A recent survey found that 68.6% of respondents were actually spending 0 yen on downloads over the span of a month.
Given the new tightening of Japanese laws concerning illegal downloading, you might reasonably expect the legal side of things to benefit from hordes of frightened YouTube users rushing out (digitally speaking) to get their hands on tracks the ‘proper’ way. Not so, it seems. In fact, overall digital sales fell in 2010 and 2011, setting a bad precedent that the new law may aggravate.
Okay, so long-time observers will be neither cheered nor surprised by this news, having already no doubt noted the closure of Shibuya’s HMV in 2010, plus the general dearth of good music in the mainstream market and the lack of interest in pop music by not-so-cash-happy younger consumers.

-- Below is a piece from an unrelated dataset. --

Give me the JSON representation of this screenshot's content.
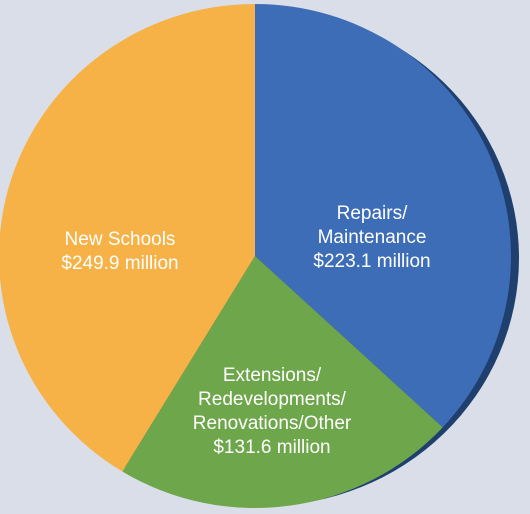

Of course, one survey also does not full market analysis make (and we can’t immediately even find how many people were even surveyed). Music is more than downloads: there are physical CDs, mobile phone ringtones, tickets to gigs, and the empire of merchandise that surrounds grounds like AKB and the spawns of Johnny’s (typically the ubiquitous Arashi).
And yet music sales in general have plunged back to the levels of three decades’ prior, with a depressing uniformity to the “bestsellers” — they all come from a handful of groups and basically just two agencies, and what tops the charts now were in the past good only for scraping into the top ten. Thus mass market (“pop culture”) events are now more like cult fan phenomena.

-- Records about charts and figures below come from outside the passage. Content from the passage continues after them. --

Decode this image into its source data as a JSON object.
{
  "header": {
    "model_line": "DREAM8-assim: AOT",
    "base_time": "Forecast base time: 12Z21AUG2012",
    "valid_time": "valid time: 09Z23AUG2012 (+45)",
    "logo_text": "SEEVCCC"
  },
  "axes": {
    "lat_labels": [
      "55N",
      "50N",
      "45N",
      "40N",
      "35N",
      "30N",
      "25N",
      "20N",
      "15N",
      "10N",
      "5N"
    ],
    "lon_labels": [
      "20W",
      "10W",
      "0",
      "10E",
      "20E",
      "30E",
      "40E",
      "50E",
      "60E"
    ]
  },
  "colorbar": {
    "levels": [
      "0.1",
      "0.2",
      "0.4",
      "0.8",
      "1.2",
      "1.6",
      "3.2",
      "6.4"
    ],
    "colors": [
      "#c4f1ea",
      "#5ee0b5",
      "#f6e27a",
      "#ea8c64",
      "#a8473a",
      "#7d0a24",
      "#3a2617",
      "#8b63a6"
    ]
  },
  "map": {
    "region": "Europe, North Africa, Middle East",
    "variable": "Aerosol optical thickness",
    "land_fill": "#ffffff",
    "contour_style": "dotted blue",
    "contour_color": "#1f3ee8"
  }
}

But music groups in Japan are no longer created or marketed to sell music; they are born to be fundamentally only an image that can be siphoned through the Dentsu machine to front countless PR campaigns, a result that is quite literally ad nauseum. This is particularly mind-numbing when the “bands” have such sacharine aesthetics as AKB48.

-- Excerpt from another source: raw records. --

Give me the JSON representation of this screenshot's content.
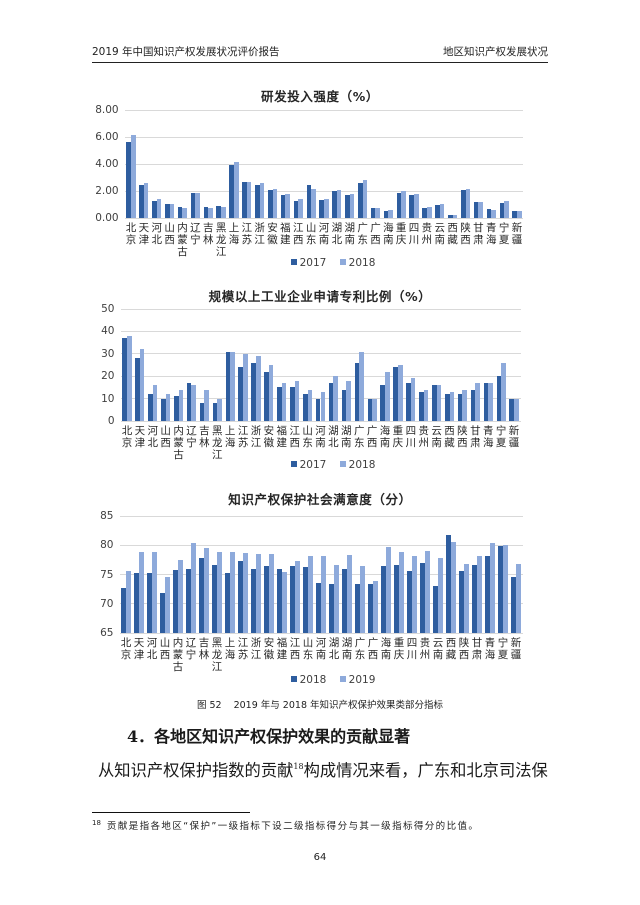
{
  "header": {
    "left": "2019 年中国知识产权发展状况评价报告",
    "right": "地区知识产权发展状况"
  },
  "chart_data": [
    {
      "type": "bar",
      "title": "研发投入强度（%）",
      "categories": [
        "北京",
        "天津",
        "河北",
        "山西",
        "内蒙古",
        "辽宁",
        "吉林",
        "黑龙江",
        "上海",
        "江苏",
        "浙江",
        "安徽",
        "福建",
        "江西",
        "山东",
        "河南",
        "湖北",
        "湖南",
        "广东",
        "广西",
        "海南",
        "重庆",
        "四川",
        "贵州",
        "云南",
        "西藏",
        "陕西",
        "甘肃",
        "青海",
        "宁夏",
        "新疆"
      ],
      "series": [
        {
          "name": "2017",
          "color": "#2e5d9f",
          "values": [
            5.64,
            2.47,
            1.26,
            1.03,
            0.82,
            1.84,
            0.84,
            0.9,
            3.93,
            2.63,
            2.45,
            2.09,
            1.69,
            1.28,
            2.41,
            1.31,
            1.97,
            1.68,
            2.61,
            0.77,
            0.52,
            1.88,
            1.72,
            0.71,
            0.96,
            0.22,
            2.1,
            1.19,
            0.68,
            1.13,
            0.52
          ]
        },
        {
          "name": "2018",
          "color": "#8eaadb",
          "values": [
            6.17,
            2.62,
            1.39,
            1.05,
            0.75,
            1.82,
            0.76,
            0.83,
            4.16,
            2.7,
            2.57,
            2.16,
            1.8,
            1.41,
            2.15,
            1.4,
            2.09,
            1.81,
            2.78,
            0.71,
            0.56,
            2.01,
            1.81,
            0.82,
            1.05,
            0.25,
            2.18,
            1.18,
            0.6,
            1.23,
            0.53
          ]
        }
      ],
      "ylim": [
        0,
        8
      ],
      "yticks": [
        "0.00",
        "2.00",
        "4.00",
        "6.00",
        "8.00"
      ],
      "grid": true,
      "legend": "bottom"
    },
    {
      "type": "bar",
      "title": "规模以上工业企业申请专利比例（%）",
      "categories": [
        "北京",
        "天津",
        "河北",
        "山西",
        "内蒙古",
        "辽宁",
        "吉林",
        "黑龙江",
        "上海",
        "江苏",
        "浙江",
        "安徽",
        "福建",
        "江西",
        "山东",
        "河南",
        "湖北",
        "湖南",
        "广东",
        "广西",
        "海南",
        "重庆",
        "四川",
        "贵州",
        "云南",
        "西藏",
        "陕西",
        "甘肃",
        "青海",
        "宁夏",
        "新疆"
      ],
      "series": [
        {
          "name": "2017",
          "color": "#2e5d9f",
          "values": [
            37,
            28,
            12,
            10,
            11,
            17,
            8,
            8,
            31,
            24,
            26,
            22,
            15,
            15,
            12,
            10,
            17,
            14,
            26,
            10,
            16,
            24,
            17,
            13,
            16,
            12,
            12,
            14,
            17,
            20,
            10
          ]
        },
        {
          "name": "2018",
          "color": "#8eaadb",
          "values": [
            38,
            32,
            16,
            12,
            14,
            16,
            14,
            10,
            31,
            30,
            29,
            25,
            17,
            18,
            14,
            13,
            20,
            18,
            31,
            10,
            22,
            25,
            19,
            14,
            16,
            13,
            14,
            17,
            17,
            26,
            10
          ]
        }
      ],
      "ylim": [
        0,
        50
      ],
      "yticks": [
        "0",
        "10",
        "20",
        "30",
        "40",
        "50"
      ],
      "grid": true,
      "legend": "bottom"
    },
    {
      "type": "bar",
      "title": "知识产权保护社会满意度（分）",
      "categories": [
        "北京",
        "天津",
        "河北",
        "山西",
        "内蒙古",
        "辽宁",
        "吉林",
        "黑龙江",
        "上海",
        "江苏",
        "浙江",
        "安徽",
        "福建",
        "江西",
        "山东",
        "河南",
        "湖北",
        "湖南",
        "广东",
        "广西",
        "海南",
        "重庆",
        "四川",
        "贵州",
        "云南",
        "西藏",
        "陕西",
        "甘肃",
        "青海",
        "宁夏",
        "新疆"
      ],
      "series": [
        {
          "name": "2018",
          "color": "#2e5d9f",
          "values": [
            72.7,
            75.2,
            75.2,
            71.8,
            75.8,
            76.0,
            77.8,
            76.6,
            75.3,
            77.3,
            75.9,
            76.4,
            75.9,
            76.4,
            76.3,
            73.5,
            73.4,
            75.9,
            73.3,
            73.3,
            76.4,
            76.6,
            75.6,
            77.0,
            73.0,
            81.7,
            75.6,
            76.6,
            78.2,
            79.9,
            74.6
          ]
        },
        {
          "name": "2019",
          "color": "#8eaadb",
          "values": [
            75.6,
            78.9,
            78.9,
            74.6,
            77.5,
            80.4,
            79.5,
            78.8,
            78.8,
            78.7,
            78.5,
            78.5,
            75.4,
            77.3,
            78.2,
            78.2,
            76.6,
            78.3,
            76.5,
            73.9,
            79.7,
            78.8,
            78.2,
            79.0,
            77.8,
            80.5,
            76.8,
            78.2,
            80.4,
            80.0,
            76.8
          ]
        }
      ],
      "ylim": [
        65,
        85
      ],
      "yticks": [
        "65",
        "70",
        "75",
        "80",
        "85"
      ],
      "grid": true,
      "legend": "bottom"
    }
  ],
  "figure_caption": {
    "number": "图 52",
    "text": "2019 年与 2018 年知识产权保护效果类部分指标"
  },
  "section": {
    "heading": "4．各地区知识产权保护效果的贡献显著"
  },
  "body": {
    "text_before": "从知识产权保护指数的贡献",
    "footnote_ref": "18",
    "text_after": "构成情况来看，广东和北京司法保"
  },
  "footnote": {
    "mark": "18",
    "text": "贡献是指各地区“保护”一级指标下设二级指标得分与其一级指标得分的比值。"
  },
  "page_number": "64"
}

AKB’s aggressive and rather cynical tactics of encouraging fans to buy multiple copies of CDs is working, with 2011’s top ten singles’ music sales improving over previous years’ — but to what real market worth, let alone artistic one?
After all the brouhaha about Perfume “going abroad” when their music was released worldwide for digital download, the predictable press release-fueled media coverage gave way soon enough to, what? Silence? Muted applause? Their fans were happy but the rest of the world — correct me if I’m wrong — did not seem to notice.
The Japanese music industry is dying.